Finance vs. lease:
Which is better?

What are your goals? We all have different priorities - in cars, life, and finances. When deciding on financing vs. leasing, what's right for one person can be totally wrong for another.


If you prefer to own your vehicle outright, and plan to own it for the long term, then financing will be your best option.

You Want

  • To build up trade-in or resale value (equity)
  • The feeling of being payment-free after paying off your loan
  • The freedom to customize your car

You Don’t Mind

  • Unexpected repair costs after your warranty has expired
  • Higher monthly payments

You Have

  • Possible lifestyle changes in the near future
  • To drive more-than-average miles

Leasing offers lower monthly payments than financing, as well as the benefit of owning a new car every two or three years.

You Want

  • To drive a new car every two or three years
  • Lower monthly payments
  • The latest safety features and a car always under warranty

You Don't Mind

  • Trading in or selling used cars privately
  • Building ownership equity

You Have

  • A stable, predictable lifestyle
  • An average number of miles to drive
  • No problem properly maintaining your car

Cost Comparison

For the same car, same price, same term, and same down payment, monthly lease payments will always be 30%-60% lower than loan payments.

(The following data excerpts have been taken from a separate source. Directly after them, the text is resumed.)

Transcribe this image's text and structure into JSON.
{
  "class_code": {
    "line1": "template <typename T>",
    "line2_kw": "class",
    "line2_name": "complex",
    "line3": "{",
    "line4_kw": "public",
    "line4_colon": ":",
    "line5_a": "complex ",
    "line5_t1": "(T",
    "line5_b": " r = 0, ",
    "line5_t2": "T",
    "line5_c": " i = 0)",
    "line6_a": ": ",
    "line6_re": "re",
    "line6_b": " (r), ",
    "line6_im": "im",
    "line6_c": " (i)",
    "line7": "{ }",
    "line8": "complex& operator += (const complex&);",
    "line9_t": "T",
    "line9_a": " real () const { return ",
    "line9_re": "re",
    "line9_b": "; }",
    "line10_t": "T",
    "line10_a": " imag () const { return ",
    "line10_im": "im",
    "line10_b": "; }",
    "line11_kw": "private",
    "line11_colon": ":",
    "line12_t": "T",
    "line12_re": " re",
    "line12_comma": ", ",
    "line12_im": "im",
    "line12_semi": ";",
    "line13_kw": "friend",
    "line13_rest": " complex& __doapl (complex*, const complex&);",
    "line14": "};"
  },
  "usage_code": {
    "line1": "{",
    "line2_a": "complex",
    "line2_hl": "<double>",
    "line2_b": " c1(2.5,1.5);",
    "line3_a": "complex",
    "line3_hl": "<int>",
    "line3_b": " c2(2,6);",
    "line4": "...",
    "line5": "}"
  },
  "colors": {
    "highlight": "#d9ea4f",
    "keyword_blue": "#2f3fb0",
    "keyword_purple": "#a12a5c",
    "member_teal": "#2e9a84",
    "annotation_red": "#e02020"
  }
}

This is still true even when compared to 0% or low-interest loans.

Short term costs

In short, the cost of buying one car and driving it for ten years is less expensive than leasing or buying four or five different cars over the same period.

If long-term financial cost savings were the most important objective in acquiring a new car, it would always be best to buy the car and drive it for as long as it survives or until the cost of maintenance and repairs begins to exceed the cost of replacing it. However, many automotive consumers have other, more immediate objectives that are more important than long-term cost savings.